The development model of btrfs-progs shares a lot with the kernel model. The github way is different in some ways. We, the upstream community, expect that the patches meet some criteria (often lacking in github contributions):
- one logical change per patch: eg. not mixing bugfixes, cleanups, features etc., sometimes it's not clear and will be usually pointed out during reviews
- proper subject line: eg. prefix with btrfs-progs: subpart, ... ,
descriptive yet not too long, see
git log --onelinefor some inspiration - proper changelog: the changelogs are often missing or lacking explanation why the change was made, or how is something broken, what are user-visible effects of the bug or the fix, how does an improvement help or the intended usecase
- the Signed-off-by line: this documents who authored the change, you can read
more about the
The Developer's Certificate of Origin (chapter 11)

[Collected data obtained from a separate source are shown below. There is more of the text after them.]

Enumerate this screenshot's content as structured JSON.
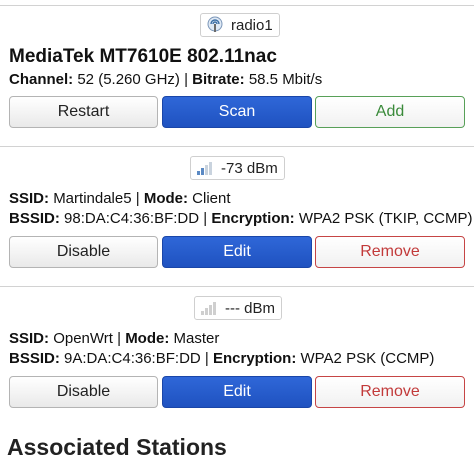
{
  "radio": {
    "badge_label": "radio1",
    "device_name": "MediaTek MT7610E 802.11nac",
    "channel_label": "Channel:",
    "channel_value": "52 (5.260 GHz)",
    "separator": "|",
    "bitrate_label": "Bitrate:",
    "bitrate_value": "58.5 Mbit/s",
    "buttons": {
      "restart": "Restart",
      "scan": "Scan",
      "add": "Add"
    }
  },
  "networks": [
    {
      "signal_label": "-73 dBm",
      "signal_icon": "signal-strength-icon",
      "ssid_label": "SSID:",
      "ssid_value": "Martindale5",
      "mode_label": "Mode:",
      "mode_value": "Client",
      "bssid_label": "BSSID:",
      "bssid_value": "98:DA:C4:36:BF:DD",
      "encryption_label": "Encryption:",
      "encryption_value": "WPA2 PSK (TKIP, CCMP)",
      "buttons": {
        "disable": "Disable",
        "edit": "Edit",
        "remove": "Remove"
      }
    },
    {
      "signal_label": "--- dBm",
      "signal_icon": "signal-none-icon",
      "ssid_label": "SSID:",
      "ssid_value": "OpenWrt",
      "mode_label": "Mode:",
      "mode_value": "Master",
      "bssid_label": "BSSID:",
      "bssid_value": "9A:DA:C4:36:BF:DD",
      "encryption_label": "Encryption:",
      "encryption_value": "WPA2 PSK (CCMP)",
      "buttons": {
        "disable": "Disable",
        "edit": "Edit",
        "remove": "Remove"
      }
    }
  ],
  "section_heading": "Associated Stations",
  "colors": {
    "primary": "#1f52c0",
    "add_border": "#58a058",
    "remove_border": "#c64545"
  }
}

- if you are not used to the signed-off style, your contributions won't be rejected just because of it's missing, the Author: tag will be added as a substitute in order to allow contributions without much bothering with formalities
Source code coding style and preferences follow the
kernel coding style.
You can find the editor settings in .editorconfig and use the
EditorConfig plugin to let your editor use that,
or update your editor settings manually.
Testing
The testing documentation can be found in tests/ and continuous integration/container images in ci/.
Documentation updates
Documentation fixes or updates do not need much explanation so sticking to the code rules in the previous section is not necessary. GitHub pull requests are OK, patches could be sent to me directly and not required to be also in the mailinglist. Pointing out typos via IRC also works, although might get accidentally lost in the noise.
Documents are written in RST and built by sphinx.
Third-party sources
Build dependencies are listed in INSTALL. Implementation of checksum/hash functions is provided by copies of the respective sources to avoid adding dependencies that would make deployments in rescure or limited environments harder. The implementations are portable and not optimized for speed nor accelerated. Optionally it's possible to use libgcrypt, libsodium or libkcapi implementations.
- CRC32C: https://git.kernel.org/pub/scm/linux/kernel/git/torvalds/linux.git/
- XXHASH: https://github.com/Cyan4973/xxHash
- SHA256: https://tools.ietf.org/html/rfc4634
- BLAKE2: https://github.com/BLAKE2/BLAKE2
Some other code is borrowed from kernel, eg. the raid5 tables or data structure implementation.